Etude de cas clinique : état limite
Ce jeune homme, âgé de 18 ans, sort d’une hospitalisation de plusieurs mois, suite à un état d’abattement, d’accablement. Il est par la suite reçu par un psychologue, pour un entretien dans un premier temps individuel puis, avec ses parents et son frère. Il me semble subir cet entretien car il n’est pas acteur de sa séance. D’après les renseignements obtenus sur lui, Laurent me renvoie l’image d’un être malheureux, perdu et désorienté. Son apparence physique de jeune homme gentil est en décalage avec son état psychique. Il apparaît très angoissé, cela se décrit chez lui par le fait que durant l’entretien individuel, il croise et décroise sans cesse ses jambes, qu’il lui faut un certain temps avant qu’il prononce une phrase, il a des difficultés pour s’exprimer et a du mal à respirer calmement …

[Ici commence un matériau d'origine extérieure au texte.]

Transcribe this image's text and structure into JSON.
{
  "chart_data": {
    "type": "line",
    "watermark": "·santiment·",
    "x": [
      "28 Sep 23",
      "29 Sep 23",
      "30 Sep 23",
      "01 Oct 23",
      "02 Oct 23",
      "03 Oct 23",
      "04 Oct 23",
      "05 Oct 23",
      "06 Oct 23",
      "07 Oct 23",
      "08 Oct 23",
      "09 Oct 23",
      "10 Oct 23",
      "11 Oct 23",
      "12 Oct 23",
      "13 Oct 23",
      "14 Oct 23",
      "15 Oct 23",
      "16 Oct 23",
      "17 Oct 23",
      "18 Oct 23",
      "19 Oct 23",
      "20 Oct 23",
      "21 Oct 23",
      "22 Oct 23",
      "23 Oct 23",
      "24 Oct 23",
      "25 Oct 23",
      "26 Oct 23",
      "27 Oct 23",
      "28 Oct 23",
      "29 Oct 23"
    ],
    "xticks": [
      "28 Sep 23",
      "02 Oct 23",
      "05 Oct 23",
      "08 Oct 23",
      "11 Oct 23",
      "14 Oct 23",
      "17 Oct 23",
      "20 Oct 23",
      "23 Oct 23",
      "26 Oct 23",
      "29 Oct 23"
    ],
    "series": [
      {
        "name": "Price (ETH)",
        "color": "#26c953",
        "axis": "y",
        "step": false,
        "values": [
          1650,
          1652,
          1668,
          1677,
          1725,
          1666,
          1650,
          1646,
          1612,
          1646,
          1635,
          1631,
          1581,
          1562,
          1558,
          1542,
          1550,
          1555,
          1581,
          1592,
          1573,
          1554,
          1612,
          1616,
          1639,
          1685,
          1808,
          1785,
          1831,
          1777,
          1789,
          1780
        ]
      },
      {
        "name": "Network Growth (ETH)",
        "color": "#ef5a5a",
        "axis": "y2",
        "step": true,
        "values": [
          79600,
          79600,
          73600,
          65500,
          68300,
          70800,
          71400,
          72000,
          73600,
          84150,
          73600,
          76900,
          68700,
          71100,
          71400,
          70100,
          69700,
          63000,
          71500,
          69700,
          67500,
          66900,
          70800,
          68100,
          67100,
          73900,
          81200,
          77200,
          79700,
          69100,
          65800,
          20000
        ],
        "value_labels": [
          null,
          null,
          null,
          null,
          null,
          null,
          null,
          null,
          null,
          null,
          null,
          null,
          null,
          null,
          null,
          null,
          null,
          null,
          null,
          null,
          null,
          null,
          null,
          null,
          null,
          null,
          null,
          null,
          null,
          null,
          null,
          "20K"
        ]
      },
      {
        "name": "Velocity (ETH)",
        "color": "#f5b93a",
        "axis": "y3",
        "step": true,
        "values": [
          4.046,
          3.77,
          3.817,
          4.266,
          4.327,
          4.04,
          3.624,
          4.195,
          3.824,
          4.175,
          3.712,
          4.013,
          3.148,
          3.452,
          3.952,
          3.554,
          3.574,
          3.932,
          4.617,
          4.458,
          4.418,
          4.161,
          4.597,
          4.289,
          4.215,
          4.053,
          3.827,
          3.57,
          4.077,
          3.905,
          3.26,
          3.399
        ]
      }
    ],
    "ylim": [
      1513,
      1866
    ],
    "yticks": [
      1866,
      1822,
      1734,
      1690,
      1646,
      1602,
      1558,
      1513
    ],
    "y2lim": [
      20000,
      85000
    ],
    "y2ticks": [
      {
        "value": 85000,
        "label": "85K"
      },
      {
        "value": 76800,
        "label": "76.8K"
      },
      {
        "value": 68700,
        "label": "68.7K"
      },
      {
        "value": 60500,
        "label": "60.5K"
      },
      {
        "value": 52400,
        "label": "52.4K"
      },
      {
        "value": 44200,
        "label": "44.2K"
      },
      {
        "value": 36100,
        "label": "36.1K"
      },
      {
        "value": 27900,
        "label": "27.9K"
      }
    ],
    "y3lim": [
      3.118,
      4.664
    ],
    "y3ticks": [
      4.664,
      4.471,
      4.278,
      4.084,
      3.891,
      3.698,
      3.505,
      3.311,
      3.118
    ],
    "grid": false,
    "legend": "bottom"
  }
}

On remarque également que lorsqu’il s’adresse à son interlocuteur, il ne soutien pas le regard et détourne fréquemment les yeux. Il lui arrive de fixer un point quelconque sur le mur et de s’y perdre, comme si pendant ce moment, il était coupé de la réalité, absent. Puis il parait revenir, prononçant un « ah oui » et continue son discours. Lorsqu’il parle, il semble ne pas mettre ou ressentir d’émotions car sa voix est presque monocorde. Son discours reste incohérent tout au long de l’entretien. Il ne fait pas véritablement de lien et enchaine différents événements qui se sont passés dans son enfance ou bien qui se jouent actuellement. Il évoque ainsi sa peur de tomber d’un trottoir suite à un vertige. Il parle précisément du trottoir qui se trouve près de chez lui et qui fait naitre en lui une grande angoisse, au point de ne plus pouvoir sortir de son lieu de vie (qui est chez ses parents).C’est d’ailleurs le seul endroit où il se sent en sécurité.